Accessing the Applications

To access any of the modeling applications to create a new model, perform the following steps.

  1. From the Place menu in OrCAD Capture, choose PSpice Component – Modeling Application

  2. Select the submenu corresponding to the device for which the model is to be created.

For example, to create a new Zener model, choose:

Place – PSpice Component – Modeling Application – Zener

Note: To create a PWL (Piecewise Linear) source model, choose Place – PSpice Component – Source – PWL Sources

Important: The Transformer, Zener, Inductor, and Capacitor applications are accessed from OrCAD Capture Market Place and will open the Market Place page in Capture, in case these are not already installed on your system. You can download the application from this page. The rest of the applications are installed with the latest HotFix.

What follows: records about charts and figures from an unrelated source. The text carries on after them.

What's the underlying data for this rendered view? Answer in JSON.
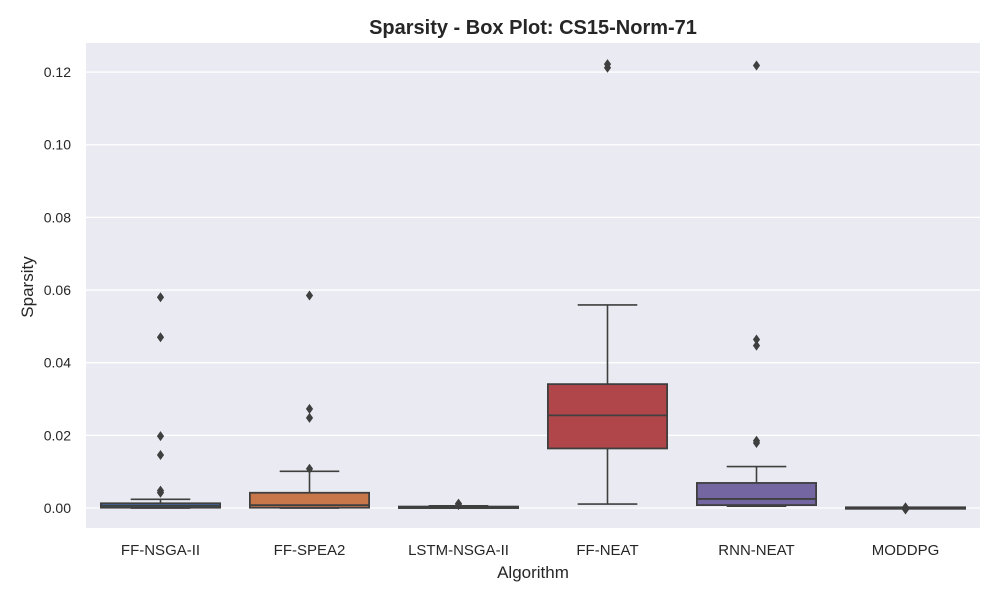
{
  "chart_data": {
    "type": "box",
    "title": "Sparsity - Box Plot: CS15-Norm-71",
    "xlabel": "Algorithm",
    "ylabel": "Sparsity",
    "ylim": [
      -0.0055,
      0.128
    ],
    "yticks": [
      0.0,
      0.02,
      0.04,
      0.06,
      0.08,
      0.1,
      0.12
    ],
    "ytick_labels": [
      "0.00",
      "0.02",
      "0.04",
      "0.06",
      "0.08",
      "0.10",
      "0.12"
    ],
    "grid": true,
    "categories": [
      "FF-NSGA-II",
      "FF-SPEA2",
      "LSTM-NSGA-II",
      "FF-NEAT",
      "RNN-NEAT",
      "MODDPG"
    ],
    "boxes": [
      {
        "name": "FF-NSGA-II",
        "color": "#4c72b0",
        "whisker_low": 0.0,
        "q1": 0.0001,
        "median": 0.0006,
        "q3": 0.0013,
        "whisker_high": 0.0024,
        "outliers": [
          0.0042,
          0.0048,
          0.0146,
          0.0198,
          0.047,
          0.058
        ]
      },
      {
        "name": "FF-SPEA2",
        "color": "#dd8452",
        "whisker_low": 0.0,
        "q1": 0.0001,
        "median": 0.0008,
        "q3": 0.0042,
        "whisker_high": 0.0101,
        "outliers": [
          0.0108,
          0.0248,
          0.0273,
          0.0585
        ]
      },
      {
        "name": "LSTM-NSGA-II",
        "color": "#55a868",
        "whisker_low": 0.0,
        "q1": 0.0001,
        "median": 0.0002,
        "q3": 0.0004,
        "whisker_high": 0.0006,
        "outliers": [
          0.0008,
          0.0012
        ]
      },
      {
        "name": "FF-NEAT",
        "color": "#c44e52",
        "whisker_low": 0.0011,
        "q1": 0.0164,
        "median": 0.0255,
        "q3": 0.0341,
        "whisker_high": 0.0559,
        "outliers": [
          0.1212,
          0.1222
        ]
      },
      {
        "name": "RNN-NEAT",
        "color": "#8172b3",
        "whisker_low": 0.0005,
        "q1": 0.0008,
        "median": 0.0025,
        "q3": 0.0069,
        "whisker_high": 0.0114,
        "outliers": [
          0.0179,
          0.0185,
          0.0447,
          0.0464,
          0.1218
        ]
      },
      {
        "name": "MODDPG",
        "color": "#937860",
        "whisker_low": 0.0,
        "q1": 0.0,
        "median": 0.0001,
        "q3": 0.0002,
        "whisker_high": 0.0002,
        "outliers": [
          -0.0004,
          0.0002
        ]
      }
    ]
  }
}
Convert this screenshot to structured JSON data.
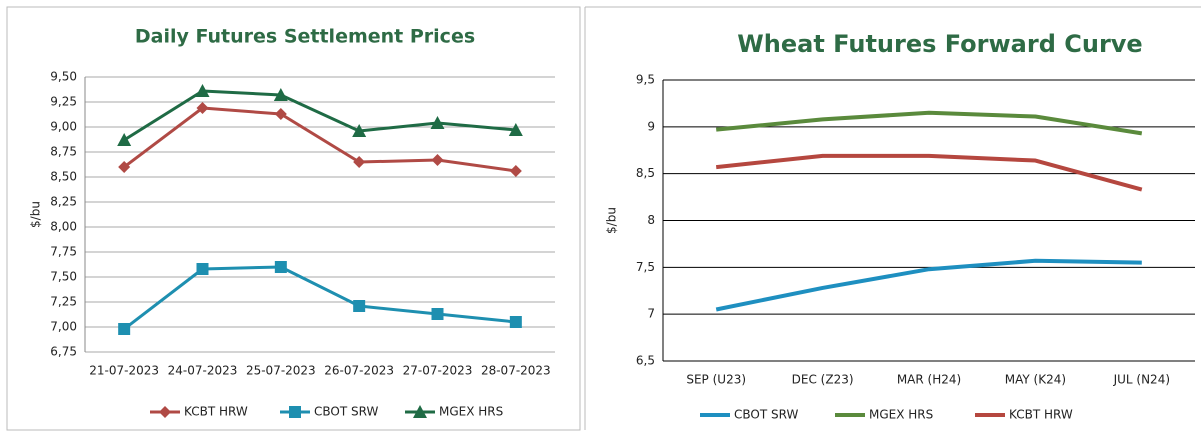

To access modeling application to edit an existing model, perform the following steps.

  1. In OrCAD Capture, open the schematic page with the device instance to be modified.

  2. Select the device.

  3. Right-click the device instance.

  4. From the pop-up menu, choose More Edit PSpice Component.

imageApplications discussedin this document are accessible only for Analog or Mixed A/D project types in schematic page context.